Herford (WB). Was dieser Mann schon alles erlebt hat! Wenn Gunter Gabriel von seiner Wohnzimmertour berichtet, fällt ihm eine Geschichte nach der anderen ein. Jetzt schreibt er die Erinnerungen in einem Buch nieder.

Von Hartmut Horstmann
Gunter Gabriel schreibt im Hotel Waldesrand auf seiner alten IBM-Kugelmaschine an einem Buch. Unter dem Titel »Näher geht’s nicht« soll es noch in diesem Jahr erscheinen.
Gunter Gabriel schreibt im Hotel Waldesrand auf seiner alten IBM-Kugelmaschine an einem Buch. Unter dem Titel »Näher geht’s nicht« soll es noch in diesem Jahr erscheinen. Foto: Hartmut Horstmann

Dass Herford  für den  73-Jährigen nach wie vor eine große Rolle spielt, hat     auch mit dem bewegten Leben des Sängers zu tun. So wohnt  hier  sein »Leib- und Magenarzt, der verhindert, dass ich vorzeitig  abkratze«. Läuft alles nach Plan, wird der Patient dem Mediziner noch lange erhalten bleiben.  Gabriel: »Eine Wahrsagerin hat mir prophezeit, dass ich 98 Jahre alt werde.« Weitere Herford-Anker des gebürtigen Bünders sind sein alter Freund Wolfgang Ueckermann und der Hotelier Hans-Werner Stranghöner (Waldesrand).

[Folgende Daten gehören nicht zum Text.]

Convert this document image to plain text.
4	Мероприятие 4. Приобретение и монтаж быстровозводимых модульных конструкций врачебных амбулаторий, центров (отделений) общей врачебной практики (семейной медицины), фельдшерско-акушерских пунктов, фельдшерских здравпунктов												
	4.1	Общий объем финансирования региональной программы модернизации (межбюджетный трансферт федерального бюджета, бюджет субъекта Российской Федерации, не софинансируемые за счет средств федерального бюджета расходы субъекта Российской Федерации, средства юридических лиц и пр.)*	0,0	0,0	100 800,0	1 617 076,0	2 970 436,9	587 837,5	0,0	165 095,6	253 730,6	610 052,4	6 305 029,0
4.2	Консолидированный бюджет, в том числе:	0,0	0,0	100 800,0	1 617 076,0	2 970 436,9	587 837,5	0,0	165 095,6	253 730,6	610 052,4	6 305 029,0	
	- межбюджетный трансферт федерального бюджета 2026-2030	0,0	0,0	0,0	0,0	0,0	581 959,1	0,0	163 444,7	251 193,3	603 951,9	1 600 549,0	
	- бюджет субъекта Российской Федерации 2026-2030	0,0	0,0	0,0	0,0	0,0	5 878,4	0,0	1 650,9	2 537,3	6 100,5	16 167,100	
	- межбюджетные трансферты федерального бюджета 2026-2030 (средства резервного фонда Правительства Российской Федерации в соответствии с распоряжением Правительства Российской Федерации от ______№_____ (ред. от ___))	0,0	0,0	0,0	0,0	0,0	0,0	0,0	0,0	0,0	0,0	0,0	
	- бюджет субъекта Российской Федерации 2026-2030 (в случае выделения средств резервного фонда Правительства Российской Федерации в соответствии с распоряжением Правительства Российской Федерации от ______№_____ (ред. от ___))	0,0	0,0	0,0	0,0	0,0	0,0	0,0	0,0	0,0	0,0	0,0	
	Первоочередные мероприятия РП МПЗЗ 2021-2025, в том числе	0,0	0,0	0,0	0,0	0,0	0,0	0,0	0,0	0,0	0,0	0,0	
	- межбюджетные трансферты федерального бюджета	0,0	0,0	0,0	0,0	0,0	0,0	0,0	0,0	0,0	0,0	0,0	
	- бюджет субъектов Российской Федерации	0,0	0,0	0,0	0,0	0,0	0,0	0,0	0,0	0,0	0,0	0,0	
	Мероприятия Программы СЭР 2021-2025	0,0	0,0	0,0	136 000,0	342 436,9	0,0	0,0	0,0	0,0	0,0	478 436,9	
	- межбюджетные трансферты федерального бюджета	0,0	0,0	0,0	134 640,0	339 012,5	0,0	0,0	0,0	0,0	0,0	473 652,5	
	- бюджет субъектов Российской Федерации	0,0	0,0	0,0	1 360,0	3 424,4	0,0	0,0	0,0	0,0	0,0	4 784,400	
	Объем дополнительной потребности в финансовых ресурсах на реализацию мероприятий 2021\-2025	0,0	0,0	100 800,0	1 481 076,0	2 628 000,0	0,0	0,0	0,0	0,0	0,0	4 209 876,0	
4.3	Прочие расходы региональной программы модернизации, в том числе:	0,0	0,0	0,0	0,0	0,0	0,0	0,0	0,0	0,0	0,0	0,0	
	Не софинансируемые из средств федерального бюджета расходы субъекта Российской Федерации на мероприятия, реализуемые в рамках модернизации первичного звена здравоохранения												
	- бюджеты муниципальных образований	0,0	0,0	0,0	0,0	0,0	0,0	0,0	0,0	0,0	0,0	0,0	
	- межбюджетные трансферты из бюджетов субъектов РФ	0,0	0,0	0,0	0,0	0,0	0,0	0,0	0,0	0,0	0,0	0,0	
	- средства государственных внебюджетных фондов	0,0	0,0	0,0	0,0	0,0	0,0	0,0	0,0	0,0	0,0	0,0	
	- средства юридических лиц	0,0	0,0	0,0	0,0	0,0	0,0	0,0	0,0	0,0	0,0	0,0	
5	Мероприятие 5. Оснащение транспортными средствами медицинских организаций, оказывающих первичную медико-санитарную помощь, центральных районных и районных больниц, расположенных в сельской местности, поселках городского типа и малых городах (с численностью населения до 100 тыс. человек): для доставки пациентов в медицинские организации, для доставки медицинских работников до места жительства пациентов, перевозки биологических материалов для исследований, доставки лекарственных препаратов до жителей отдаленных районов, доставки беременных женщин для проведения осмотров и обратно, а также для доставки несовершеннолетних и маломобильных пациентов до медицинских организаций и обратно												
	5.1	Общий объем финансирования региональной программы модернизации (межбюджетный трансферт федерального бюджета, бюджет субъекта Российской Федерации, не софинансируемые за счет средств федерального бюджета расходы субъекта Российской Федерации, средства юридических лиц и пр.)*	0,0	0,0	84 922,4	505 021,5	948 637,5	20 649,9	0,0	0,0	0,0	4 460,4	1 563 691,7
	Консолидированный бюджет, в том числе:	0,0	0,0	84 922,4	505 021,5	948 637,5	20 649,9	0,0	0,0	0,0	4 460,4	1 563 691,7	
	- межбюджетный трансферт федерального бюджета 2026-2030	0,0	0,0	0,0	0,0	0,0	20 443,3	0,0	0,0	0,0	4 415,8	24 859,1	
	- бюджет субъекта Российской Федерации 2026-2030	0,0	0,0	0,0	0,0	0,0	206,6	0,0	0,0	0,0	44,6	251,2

Hotelier bekommt Gitarre geschenkt 

Immer wenn Gabriel in Herford aufschlägt, hat er seine alte  IBM-Kugel-Schreibmaschine dabei. »Mein Buch entsteht im Hotel Waldesrand«, betont der Liedermacher. Und weil er den Hotelier sehr  schätzt, schenkte er ihm eine Gitarre. »Für Werner in Liebe und Respekt« ist darauf zu lesen. Wenn Gäste es wünschen, greift Gabriel auch zur Gitarre – so bei einer goldenen Hochzeit, als er seinen Hit »Komm unter meine Decke« sang.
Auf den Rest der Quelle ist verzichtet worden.